Robert Arnold 01 June 2011 Microtheme 3 Kandi Tayebi in Warring Memories makes a comparison between coaches planning a strategy to win a game and generals planning strategies for an assault to win a war. It is surprising the similarity between sports and war. For example, we all have seen stadiums turned into battle fields by fanatics fighting for their teams. Being necessary for the police to intervene, people have died fighting against each other. Something else that caught my attention is the phrase the author uses. Television screen separates her pain from my world (Tayebi 2). Seeing scenes of war on television is very different than being at the scene of war. As I said in the classroom, when we watch it on CNN it does not produce the same effect that it would produce if we were there. We dont feel the emotions of being there. The college professor, the American-born wife, comes from work and while conveying the narrative of the day declares to her husband, the Iranian solder, of the squirrel that fell from a tall tree and how it struggles while dying slowly. Her husband responds, Imagine if that were a human being (Tayebi 3). Because he was in a war he was used to see people dying the slow death like the squirrel, he understands. Watching television would not help anyone fully comprehend the realities of war. War cannot be understood by anyone who has not been in a war or lived through it. War is immoral, dirty, and uncompassionate. War does not recognize family or friends and this is

where I want to connect my next article The Sniper. In the story, an informant came and pointed upon a roof where the sniper was. The turret opened. A mans head and shoulders appeared, looking toward the sniper.

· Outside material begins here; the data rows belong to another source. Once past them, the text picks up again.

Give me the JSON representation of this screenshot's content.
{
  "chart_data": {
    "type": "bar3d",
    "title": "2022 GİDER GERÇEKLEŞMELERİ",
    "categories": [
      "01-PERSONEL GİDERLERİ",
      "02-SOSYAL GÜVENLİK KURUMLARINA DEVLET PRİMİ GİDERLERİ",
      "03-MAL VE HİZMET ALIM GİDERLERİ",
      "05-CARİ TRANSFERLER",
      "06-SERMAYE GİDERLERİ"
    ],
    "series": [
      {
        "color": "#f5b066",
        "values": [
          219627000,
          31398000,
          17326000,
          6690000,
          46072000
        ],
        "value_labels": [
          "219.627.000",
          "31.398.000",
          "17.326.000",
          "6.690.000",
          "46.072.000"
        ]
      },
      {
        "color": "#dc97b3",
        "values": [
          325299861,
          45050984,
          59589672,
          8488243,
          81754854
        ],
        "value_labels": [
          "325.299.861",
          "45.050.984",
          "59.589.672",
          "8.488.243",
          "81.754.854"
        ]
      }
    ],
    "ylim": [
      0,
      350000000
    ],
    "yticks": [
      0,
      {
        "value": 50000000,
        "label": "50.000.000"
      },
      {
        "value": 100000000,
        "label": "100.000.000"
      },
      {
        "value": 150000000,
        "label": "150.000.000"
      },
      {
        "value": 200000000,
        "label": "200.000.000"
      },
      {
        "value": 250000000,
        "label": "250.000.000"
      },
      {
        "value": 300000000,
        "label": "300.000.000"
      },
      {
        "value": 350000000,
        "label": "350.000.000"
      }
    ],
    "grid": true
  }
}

The sniper raised his riffle and fired. The head fell heavily on the turret wall (Flaherty 1). The sniper had killed his brother. I would like to connect two other essays here also. There are situations where it is hard to be moral whereby people go against their values, even though I dont agree with it. In Shooting an Elephant, George Orwell said, I had already made up my mind that imperialism was an evil thing and the sooner I chucked up my job and got out of it the better, I was young and illeducated and I had had to think out my problems in the utter silence that is imposed on every Englishman in the East. He did not do anything until he was forced to by the crowd. He was an accomplice. It perfectly linked with Tadeusz Borowskis in Silence. He was there helping the Nazis translating, unloading the transport, burying and even helping those who did not wish to live anymore to die. He was an accomplice; he facilitated atrocities committed by the Nazis. This is why he survived the holocaust. However it can be taken from a different perspective. Orwell was forced to work for the empire by necessity and Borowski was taken prisoner and forced to work for the Nazis. Given the fact that he was bilingual they could used him as an interpreter. The Sniper was forced to kill by the war. There is a connection also in Silence and The Sniper. Borowski and the Sniper did the same thing in order to survive the war.

I would not like to think that Borowski committed suicide because of remorse but it is very ironic that when he decided to commit suicide he chose to die the same death that many of his inmates died at the concentration camp, breathing gas from a stove like if it was the gas chamber. I question how he chose a death that he survived previously, in the same way that many in the concentration camp died from. I can also elaborate that maybe it was the easiest way that he found to deal with suicide and he probably did not have any remorse because it was a job that he was forced to do. If he did wrong it was under duress.